EDIT: of course this is a transient model, not steady state. Still, I would expect the temperature to be propogating through the sample thickness more readily (especially after 5 seconds).
 
  • #25
Mech_Engineer said:
How about this: when (and if) you create a multi-body part for meshing, compare the results to your current ones. I'd bet $0.50 they won't be appreciably different :wink:

They might not be too different, but he will have gotten them 10x faster. (his initial mesh had 50k elements, 32k of them were contacts, plus the nonlinearity can increases solution time an order of magnitude. In fact, looking at the output, 85% of the solution time was only the contact elements)
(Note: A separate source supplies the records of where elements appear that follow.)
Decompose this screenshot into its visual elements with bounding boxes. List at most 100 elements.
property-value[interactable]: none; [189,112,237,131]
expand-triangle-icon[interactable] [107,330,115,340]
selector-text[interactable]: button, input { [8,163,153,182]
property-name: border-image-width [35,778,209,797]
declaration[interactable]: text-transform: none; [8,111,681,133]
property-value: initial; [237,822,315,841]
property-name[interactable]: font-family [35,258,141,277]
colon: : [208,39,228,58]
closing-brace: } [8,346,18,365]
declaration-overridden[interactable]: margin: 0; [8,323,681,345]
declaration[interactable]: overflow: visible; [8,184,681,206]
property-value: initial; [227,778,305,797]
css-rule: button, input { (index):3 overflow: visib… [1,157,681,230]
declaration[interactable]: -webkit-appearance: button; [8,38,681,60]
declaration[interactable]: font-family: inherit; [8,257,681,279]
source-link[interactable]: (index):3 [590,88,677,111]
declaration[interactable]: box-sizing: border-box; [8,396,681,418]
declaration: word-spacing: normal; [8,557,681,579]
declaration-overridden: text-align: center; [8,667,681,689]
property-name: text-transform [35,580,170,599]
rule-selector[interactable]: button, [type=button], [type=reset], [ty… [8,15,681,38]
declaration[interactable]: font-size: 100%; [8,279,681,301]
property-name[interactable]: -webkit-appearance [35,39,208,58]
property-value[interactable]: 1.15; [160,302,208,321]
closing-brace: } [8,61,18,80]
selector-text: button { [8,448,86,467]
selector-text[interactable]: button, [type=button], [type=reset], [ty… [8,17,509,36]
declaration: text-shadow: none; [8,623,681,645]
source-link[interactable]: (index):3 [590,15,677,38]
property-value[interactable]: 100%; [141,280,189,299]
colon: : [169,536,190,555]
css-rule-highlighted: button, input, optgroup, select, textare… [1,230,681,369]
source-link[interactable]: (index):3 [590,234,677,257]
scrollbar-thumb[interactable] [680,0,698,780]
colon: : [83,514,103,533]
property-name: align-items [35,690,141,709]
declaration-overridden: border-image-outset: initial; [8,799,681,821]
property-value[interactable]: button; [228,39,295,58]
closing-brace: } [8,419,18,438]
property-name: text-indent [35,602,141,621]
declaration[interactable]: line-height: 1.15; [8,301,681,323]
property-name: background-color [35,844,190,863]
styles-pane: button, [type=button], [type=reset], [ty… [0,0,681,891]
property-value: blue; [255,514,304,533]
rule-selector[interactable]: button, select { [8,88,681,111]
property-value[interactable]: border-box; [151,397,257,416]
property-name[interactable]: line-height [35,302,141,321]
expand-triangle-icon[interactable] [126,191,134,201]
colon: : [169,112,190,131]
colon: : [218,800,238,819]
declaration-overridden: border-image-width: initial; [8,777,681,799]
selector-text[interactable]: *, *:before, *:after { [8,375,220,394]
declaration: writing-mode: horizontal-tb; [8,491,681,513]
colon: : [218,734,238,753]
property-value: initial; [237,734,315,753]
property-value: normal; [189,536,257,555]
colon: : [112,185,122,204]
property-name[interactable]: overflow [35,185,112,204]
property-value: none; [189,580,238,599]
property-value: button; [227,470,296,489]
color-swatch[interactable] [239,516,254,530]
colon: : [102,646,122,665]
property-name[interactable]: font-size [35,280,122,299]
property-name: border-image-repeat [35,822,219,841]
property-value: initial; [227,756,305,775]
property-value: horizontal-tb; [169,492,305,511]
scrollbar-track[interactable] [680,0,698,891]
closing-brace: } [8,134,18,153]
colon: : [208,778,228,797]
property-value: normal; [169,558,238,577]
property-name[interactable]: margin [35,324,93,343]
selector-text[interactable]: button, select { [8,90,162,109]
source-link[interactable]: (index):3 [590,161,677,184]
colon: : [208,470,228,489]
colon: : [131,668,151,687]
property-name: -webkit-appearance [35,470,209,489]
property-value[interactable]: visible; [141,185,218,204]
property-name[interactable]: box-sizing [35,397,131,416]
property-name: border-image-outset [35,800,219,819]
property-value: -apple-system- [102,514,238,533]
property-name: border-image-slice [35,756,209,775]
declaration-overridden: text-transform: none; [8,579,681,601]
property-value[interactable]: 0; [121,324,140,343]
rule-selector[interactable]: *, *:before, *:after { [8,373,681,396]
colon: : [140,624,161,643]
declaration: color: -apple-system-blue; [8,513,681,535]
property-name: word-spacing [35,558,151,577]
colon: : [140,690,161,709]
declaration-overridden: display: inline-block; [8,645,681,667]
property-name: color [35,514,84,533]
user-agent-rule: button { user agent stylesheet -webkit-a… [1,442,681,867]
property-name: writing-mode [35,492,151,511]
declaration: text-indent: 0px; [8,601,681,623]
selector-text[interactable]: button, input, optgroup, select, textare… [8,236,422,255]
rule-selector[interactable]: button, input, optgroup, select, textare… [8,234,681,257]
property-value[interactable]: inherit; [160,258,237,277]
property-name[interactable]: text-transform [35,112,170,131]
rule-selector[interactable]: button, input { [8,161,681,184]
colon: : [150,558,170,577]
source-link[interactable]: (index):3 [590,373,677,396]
It does seem like something isn't adding up... Shouldn't the temperature be somewhat uniform through the thickness of the sample? It looks like he's only solving temperatures in a thin layer at the surface of the model...

Agreed. It's almost like the interior elements are MESH elements instead of SOLID but I checked the output, and they're SOLID87/90.
 
  • #26
Here is different a different simulation, the inserted material is different. On that previous picture, what has happened is that I changed the temperature legend so that I could see the hot spot in the corner that is supposed to be there, I had to adjust it so much the sides look blue because they fall between 63-43°
hotcorner.jpg


Thank you for all of your guys' help, I think I am starting to understand things, I can tell I have a long way to go yet
 

1. What is the purpose of ANSYS Workbench 11 mesh?

ANSYS Workbench 11 mesh is a powerful software tool used in engineering and scientific simulations to create and refine mesh structures for finite element analysis. It allows for accurate representation of complex geometries and helps in obtaining accurate and reliable results.

2. How do I import a geometry into ANSYS Workbench 11 mesh?

To import a geometry into ANSYS Workbench 11 mesh, you can use the "Import Geometry" option under the "Geometry" tab. You can choose from various file formats such as IGES, STEP, or Parasolid to import your geometry.

3. What is the difference between structured and unstructured mesh in ANSYS Workbench 11?

Structured mesh in ANSYS Workbench 11 is a grid-like structure where the nodes are arranged in a specific pattern, whereas unstructured mesh is a random arrangement of nodes. Structured mesh is useful for simple geometries, while unstructured mesh is suitable for complex geometries.

4. How can I refine the mesh in ANSYS Workbench 11?

You can refine the mesh in ANSYS Workbench 11 by using the "Mesh Control" option under the "Mesh" tab. You can specify the desired element size, element shape, and element growth rate to control the mesh refinement.

5. Can I export the mesh from ANSYS Workbench 11 to other software?

Yes, you can export the mesh from ANSYS Workbench 11 to other software by using the "Export Mesh" option under the "Mesh" tab. You can choose from various file formats such as ANSYS Mechanical, Fluent, or CFX for exporting the mesh.